Log ratios between relevant orders across four genotypes. Log ratios of the Lactobacillales/Rickettsiales (A,B) and Clostridiales/Rickettsiales (C,D) relative abundance ratios between samples, months 1–6 combined. (A,C) show ratios by infection status, all genotypes combined. (B,D) show ratios by genotype and infection status. Log ratios were calculated and processed using Songbird and Qurro. Statistical significance was determined by analysis of variance (ANOVA) ** p < 0.01, *** p < 0.005).

Figure 5

Histopathological scoring for mucous metaplasia. Following infection with H. felis for 1 month (A), 3 months (B) and 6 months (C), H&E-stained stomach sections from each mouse (WT and Myd88^−/−, Trif^Lps2and DKO) were evaluated for indications of pathology. Mucous metaplasia was scored by a blinded comparative pathologist according to the criteria described in Materials and Methods.

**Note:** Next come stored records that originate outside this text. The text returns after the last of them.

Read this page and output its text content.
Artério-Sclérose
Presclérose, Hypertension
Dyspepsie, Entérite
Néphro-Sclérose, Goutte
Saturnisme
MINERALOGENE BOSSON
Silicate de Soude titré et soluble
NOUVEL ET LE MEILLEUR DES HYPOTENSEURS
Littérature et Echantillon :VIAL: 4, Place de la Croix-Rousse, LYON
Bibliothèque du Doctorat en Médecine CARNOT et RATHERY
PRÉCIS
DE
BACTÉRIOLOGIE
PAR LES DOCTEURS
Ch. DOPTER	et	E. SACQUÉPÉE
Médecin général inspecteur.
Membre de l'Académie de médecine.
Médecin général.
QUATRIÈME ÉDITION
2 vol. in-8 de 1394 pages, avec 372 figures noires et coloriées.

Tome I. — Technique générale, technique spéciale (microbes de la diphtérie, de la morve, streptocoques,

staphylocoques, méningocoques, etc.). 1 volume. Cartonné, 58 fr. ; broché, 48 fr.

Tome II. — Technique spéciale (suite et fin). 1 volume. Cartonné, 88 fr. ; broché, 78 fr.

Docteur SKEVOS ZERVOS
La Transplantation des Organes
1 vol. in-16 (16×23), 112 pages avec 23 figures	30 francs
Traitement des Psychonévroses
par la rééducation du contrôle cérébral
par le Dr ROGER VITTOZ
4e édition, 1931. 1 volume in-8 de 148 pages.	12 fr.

A p value of 0.05 was considered statistically significant. (A) 1month post infection, n = 14 for WT, n = 15 for Myd88^−/−, n = 14 for Trif^Lps2, and n = 12 for DKO mice; (B) 3 months post infection, n = 16 for WT, n = 16 for Myd88^−/−, n = 16 for Trif^Lps2, n = 13 for DKO mice; (C) 6 months post infection, n = 12 for WT, n = 16 for Myd88^−/−, n = 16 for Trif^Lps2, n = 12 for DKO mice. Statistical significance was determined by Mann-Whitney test, *** p < 0.005).

Figure 6

Predictive relationship between Lactobacillales and mucous metaplasia from Helicobacter infection. (A,B) Ordinal logistic regression analysis of log ratios of Lactobacillales/Rickettsiales (A), and Clostridiales/Rickettsiales (B) Relative abundance and gastric mucous histology score. The black circle marks the average of each category. Ordinal logistic regression was calculated using the polr command in R (*** p < 0.001). (C–E) ROC curve for log ratios of Campylobacterales, Lactobacillales, and Clostridiales to Rickettsiales. The blue line represents the performance of each ratio log fold-differential in predicting Helicobacter infection. The red line represents the result expected for a metric with a 50% chance of predicting infection. The area under the curve (AUC) value refers to the area under the blue line. Receiver operating characteristic (ROC) plots were constructed in Prism7 using log fold-differentials from Songbird and Qurro.